Карты четырех царств.

22
18
20
22
24
26
28
30

Столичные истории. Темное пиво

Сэн с отвращением принюхался. Прогорклое масло, которое распорядители столичного градоправителя выдают для ночного освещения — вездесуще. Запах пропитал одежду, кожу… запах въелся, и иногда Лия насмешливо щурится, напоказ прогоняя этот запах движением веера. Но вслух не укоряет. Разве иногда, утром, на ухо… Мол, бедняга муж, измены невозможны, кого ты ни обними, даже случайно, весь двор унюхает прогорклую интрижку. Лия умеет шептать в ухо, так по-домашнему… Сэн мечтательно улыбнулся, присел на конёк крыши и вытянул ноги. Увы, домой идти рано, до рассвета далеко.

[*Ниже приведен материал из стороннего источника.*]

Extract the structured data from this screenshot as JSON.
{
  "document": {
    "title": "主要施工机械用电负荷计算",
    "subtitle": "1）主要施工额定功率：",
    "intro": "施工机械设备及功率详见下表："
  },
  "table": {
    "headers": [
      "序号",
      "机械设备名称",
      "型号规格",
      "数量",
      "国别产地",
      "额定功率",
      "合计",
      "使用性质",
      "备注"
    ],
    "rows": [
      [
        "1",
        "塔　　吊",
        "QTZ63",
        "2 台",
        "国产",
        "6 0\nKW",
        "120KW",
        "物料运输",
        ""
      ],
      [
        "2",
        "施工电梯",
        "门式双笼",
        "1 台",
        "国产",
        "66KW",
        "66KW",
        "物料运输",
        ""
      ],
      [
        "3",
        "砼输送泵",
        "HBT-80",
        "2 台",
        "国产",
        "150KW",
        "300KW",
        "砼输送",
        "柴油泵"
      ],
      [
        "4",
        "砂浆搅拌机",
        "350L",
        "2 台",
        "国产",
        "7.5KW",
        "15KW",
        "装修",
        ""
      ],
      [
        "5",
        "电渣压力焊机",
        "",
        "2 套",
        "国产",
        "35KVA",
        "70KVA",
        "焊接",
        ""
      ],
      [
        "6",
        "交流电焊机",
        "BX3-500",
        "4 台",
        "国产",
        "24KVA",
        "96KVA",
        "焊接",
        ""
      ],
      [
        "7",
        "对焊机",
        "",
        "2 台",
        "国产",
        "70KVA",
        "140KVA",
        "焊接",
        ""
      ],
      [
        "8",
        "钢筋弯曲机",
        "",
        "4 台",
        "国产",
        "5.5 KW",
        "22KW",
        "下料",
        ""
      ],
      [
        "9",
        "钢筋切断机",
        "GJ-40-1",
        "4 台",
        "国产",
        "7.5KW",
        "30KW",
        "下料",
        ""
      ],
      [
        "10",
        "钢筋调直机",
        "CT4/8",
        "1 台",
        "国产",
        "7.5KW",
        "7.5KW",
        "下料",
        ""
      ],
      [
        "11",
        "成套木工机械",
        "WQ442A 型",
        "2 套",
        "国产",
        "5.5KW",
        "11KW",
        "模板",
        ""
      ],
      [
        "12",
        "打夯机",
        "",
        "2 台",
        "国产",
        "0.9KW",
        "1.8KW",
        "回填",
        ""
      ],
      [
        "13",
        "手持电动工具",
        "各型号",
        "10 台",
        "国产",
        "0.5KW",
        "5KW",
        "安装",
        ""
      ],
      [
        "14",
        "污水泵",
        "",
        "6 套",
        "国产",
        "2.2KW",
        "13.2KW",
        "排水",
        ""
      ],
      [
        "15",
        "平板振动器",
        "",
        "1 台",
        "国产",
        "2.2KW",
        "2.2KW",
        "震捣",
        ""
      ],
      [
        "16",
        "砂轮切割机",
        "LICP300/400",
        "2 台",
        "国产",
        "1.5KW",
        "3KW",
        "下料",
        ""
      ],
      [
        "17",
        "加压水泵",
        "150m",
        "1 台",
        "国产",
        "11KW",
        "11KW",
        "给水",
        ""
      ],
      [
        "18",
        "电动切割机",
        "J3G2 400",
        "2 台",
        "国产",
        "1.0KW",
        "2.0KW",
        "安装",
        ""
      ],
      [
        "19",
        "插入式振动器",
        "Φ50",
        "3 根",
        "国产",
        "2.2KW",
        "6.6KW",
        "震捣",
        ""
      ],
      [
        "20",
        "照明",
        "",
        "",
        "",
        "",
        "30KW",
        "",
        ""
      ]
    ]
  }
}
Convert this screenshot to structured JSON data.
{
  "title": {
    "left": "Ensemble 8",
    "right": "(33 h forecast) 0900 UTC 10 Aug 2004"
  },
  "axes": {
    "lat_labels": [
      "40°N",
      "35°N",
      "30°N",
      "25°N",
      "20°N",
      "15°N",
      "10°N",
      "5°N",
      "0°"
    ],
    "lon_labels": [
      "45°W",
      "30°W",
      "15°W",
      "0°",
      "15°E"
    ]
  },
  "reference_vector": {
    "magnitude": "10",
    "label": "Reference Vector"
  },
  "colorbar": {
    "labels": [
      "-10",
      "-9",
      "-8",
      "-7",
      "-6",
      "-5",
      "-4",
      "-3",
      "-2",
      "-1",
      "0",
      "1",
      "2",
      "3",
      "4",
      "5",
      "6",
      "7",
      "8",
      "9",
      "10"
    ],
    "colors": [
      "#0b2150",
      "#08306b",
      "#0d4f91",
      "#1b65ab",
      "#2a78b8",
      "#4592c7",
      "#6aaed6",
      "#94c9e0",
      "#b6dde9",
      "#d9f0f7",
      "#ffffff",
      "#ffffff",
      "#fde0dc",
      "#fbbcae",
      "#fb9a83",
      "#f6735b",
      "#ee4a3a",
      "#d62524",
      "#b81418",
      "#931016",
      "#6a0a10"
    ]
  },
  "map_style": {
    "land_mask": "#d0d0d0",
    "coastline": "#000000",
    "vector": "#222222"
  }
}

Два удара отбили главные столичные часы. Во дворце еще не спят, там бал, шумно. Здесь, в воровской слободе, тоже не спят — но делают дела удивительно тихо. Фонари горят повсеместно и ровно, улицы обманчиво пусты. Окна трактиров темны, редкие прохожие молчаливы и торопливы. Все в слободе знают: фонари не могут высветлить темную сторону столицы. Но, взяв на себя обязанности фонарщика, ноб чести Донго изначально не пытался решить задач, для человека непосильных. Так что фонари горят, а Сэн на гребне крыши улыбается багряной луне… и думает о друге Уле.

В такие туманные ночи почти удается представить Ула рядом. Он бы теперь лежал, пялился в небо и бормотал что-то сонно-нелепое о повадках городских котов и о том, как хорошо коты вписываются в узор заглавных букв книги «Танцующий убийца».

Туман прячет город… Сэн вздохнул, несколько раз стукнул кулаком по грудине, норовя унять боль. Душа в таком же тумане: осталась без опоры, как свет незримого фонаря, многослойно укутанный рыжими и зеленоватыми пеленами промозглой сырости.

Что сказать матушке Уле, чем утешить? Каждый вечер ведь сидит у окна, и глаза блестят остро, влажно… Недавно шепнула, ни к кому не обращаясь, что желала бы знать, подрос ли мальчик и сыт ли он, здоров ли — там, далеко?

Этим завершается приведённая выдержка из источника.